The officers here had sufficient information and adequate opportunity to seek a search warrant prior to entering the residence. Officer Mallory had checked Rhi-ger’s criminal record after the purchase of the 500 grams of iodine, but before the purchase of 500 grams of red phosphorous, and learned that Rhiger had been or was associated with the manufacture of methamphetamine. This information, along with the smell of methamphetamine and the earlier purchase of chemicals and related supplies, provided the officers with sufficient information to seek a warrant. The officers had surrounded the residence and there was no indication they feared the residents might try to escape. They were not concerned that evidence might be destroyed — in fact, it appears that more evidence was being manufactured. It was the middle of the day so obtaining a warrant would not be as difficult as a late-night request.

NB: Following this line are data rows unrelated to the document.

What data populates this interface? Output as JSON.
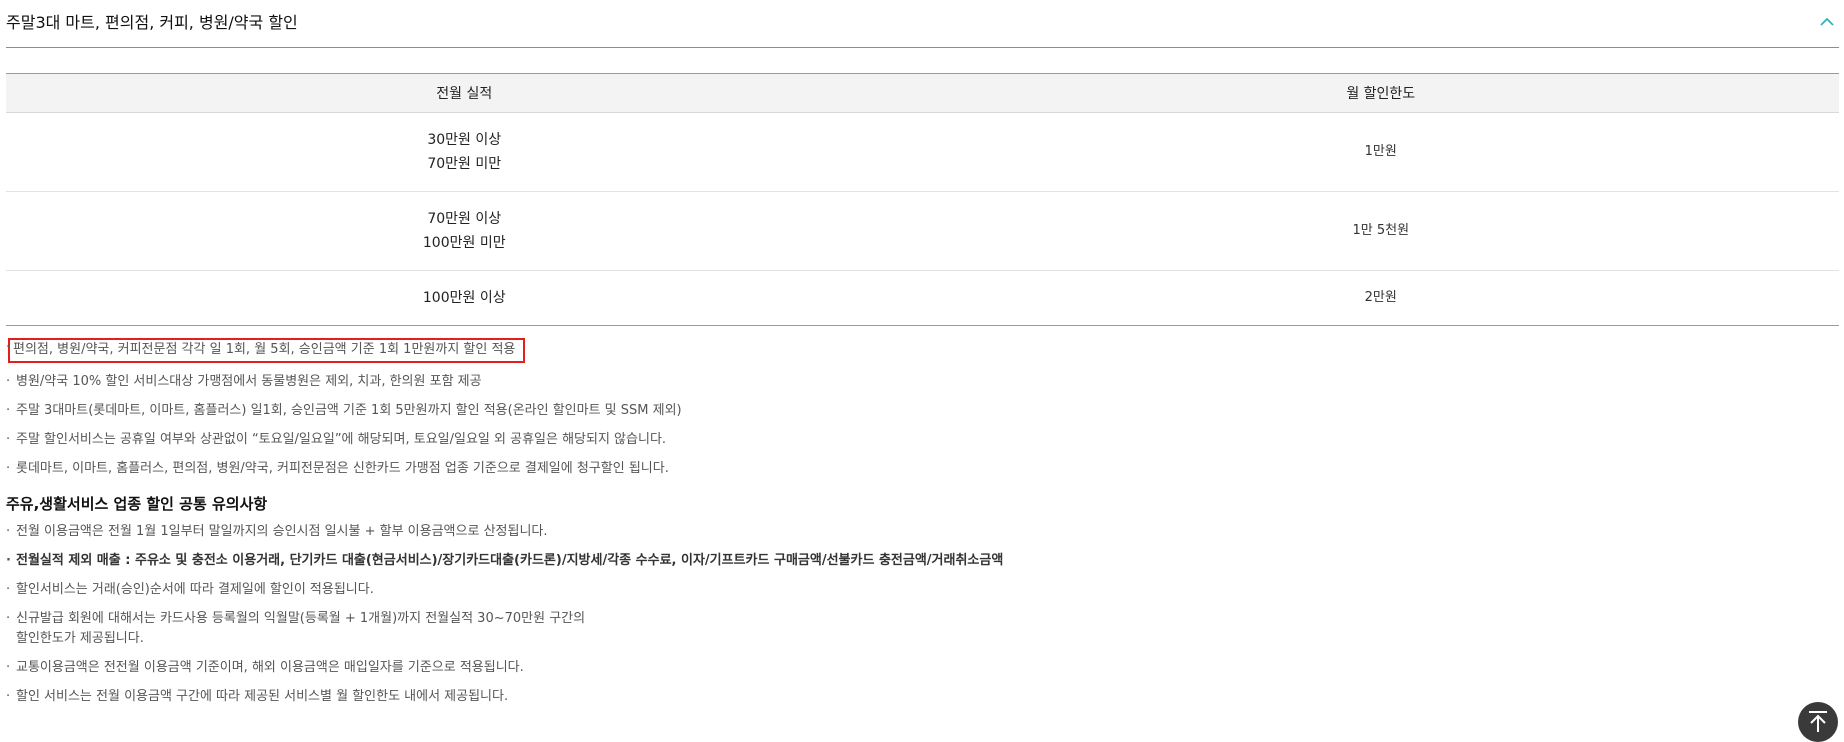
{
  "section": {
    "title": "주말3대 마트, 편의점, 커피, 병원/약국 할인",
    "toggle_icon": "chevron-up-icon",
    "accent_color": "#2eb3c2"
  },
  "table": {
    "headers": [
      "전월 실적",
      "월 할인한도"
    ],
    "rows": [
      {
        "performance_line1": "30만원 이상",
        "performance_line2": "70만원 미만",
        "limit": "1만원"
      },
      {
        "performance_line1": "70만원 이상",
        "performance_line2": "100만원 미만",
        "limit": "1만 5천원"
      },
      {
        "performance_line1": "100만원 이상",
        "performance_line2": "",
        "limit": "2만원"
      }
    ]
  },
  "notes": [
    "편의점, 병원/약국, 커피전문점 각각 일 1회, 월 5회, 승인금액 기준 1회 1만원까지 할인 적용",
    "병원/약국 10% 할인 서비스대상 가맹점에서 동물병원은 제외, 치과, 한의원 포함 제공",
    "주말 3대마트(롯데마트, 이마트, 홈플러스) 일1회, 승인금액 기준 1회 5만원까지 할인 적용(온라인 할인마트 및 SSM 제외)",
    "주말 할인서비스는 공휴일 여부와 상관없이 “토요일/일요일”에 해당되며, 토요일/일요일 외 공휴일은 해당되지 않습니다.",
    "롯데마트, 이마트, 홈플러스, 편의점, 병원/약국, 커피전문점은 신한카드 가맹점 업종 기준으로 결제일에 청구할인 됩니다."
  ],
  "common": {
    "title": "주유,생활서비스 업종 할인 공통 유의사항",
    "notes": [
      "전월 이용금액은 전월 1월 1일부터 말일까지의 승인시점 일시불 + 할부 이용금액으로 산정됩니다.",
      "전월실적 제외 매출 : 주유소 및 충전소 이용거래, 단기카드 대출(현금서비스)/장기카드대출(카드론)/지방세/각종 수수료, 이자/기프트카드 구매금액/선불카드 충전금액/거래취소금액",
      "할인서비스는 거래(승인)순서에 따라 결제일에 할인이 적용됩니다.",
      "신규발급 회원에 대해서는 카드사용 등록월의 익월말(등록월 + 1개월)까지 전월실적 30~70만원 구간의",
      "할인한도가 제공됩니다.",
      "교통이용금액은 전전월 이용금액 기준이며, 해외 이용금액은 매입일자를 기준으로 적용됩니다.",
      "할인 서비스는 전월 이용금액 구간에 따라 제공된 서비스별 월 할인한도 내에서 제공됩니다."
    ]
  },
  "highlight_color": "#e41d1d",
  "top_button": {
    "icon": "arrow-up-icon"
  }
}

The government argues that even if the entry was unlawful, the evidence need not be suppressed. According to the government, the evidence was obtained pursuant to a valid search warrant, although the warrant was issued after the initial entry. “Although a search may violate the Fourth Amendment, the exclusionary rule is inapplicable if the evidence inevitably would have been discovered by lawful means.” United States v. Souza, 223 F.3d 1197, 1202 (10th Cir.2000). However, the inevitable discovery exception does not apply to all situations where police have probable cause for a warrant and fail to get one. Rather, the question is the likelihood that a warrant would have been issued and the evidence would have been found independent of the search. Id. at 1204. In determining whether a warrant would have been issued independent of the search, the following factors are helpful: (1) the extent to which the warrant process has been completed at the time those seeking the warrant learn of the search; (2) the strength of the showing of probable cause at the time the search occurred; (3) whether a warrant was ultimately obtained, albeit after the illegal entry; and (4) evidence that law enforcement lacked confidence in their showing of probable cause and wanted to force the issue. Id.
In this case, the search warrant was not issued independently of entry into the residence. Rather, the affidavit in support of the application for the search warrant was based in part on information obtained as a result of the warrantless entry. The inevitable discovery doctrine should not apply if the “agents’ decision to seek the warrant *1295was prompted by what they had seen during the initial entry, or if information obtained during that entry was presented to the Magistrate and affected his decision to issue the warrant.” Murray v. United States, 487 U.S. 533, 542, 108 S.Ct. 2529, 101 L.Ed.2d 472 (1988).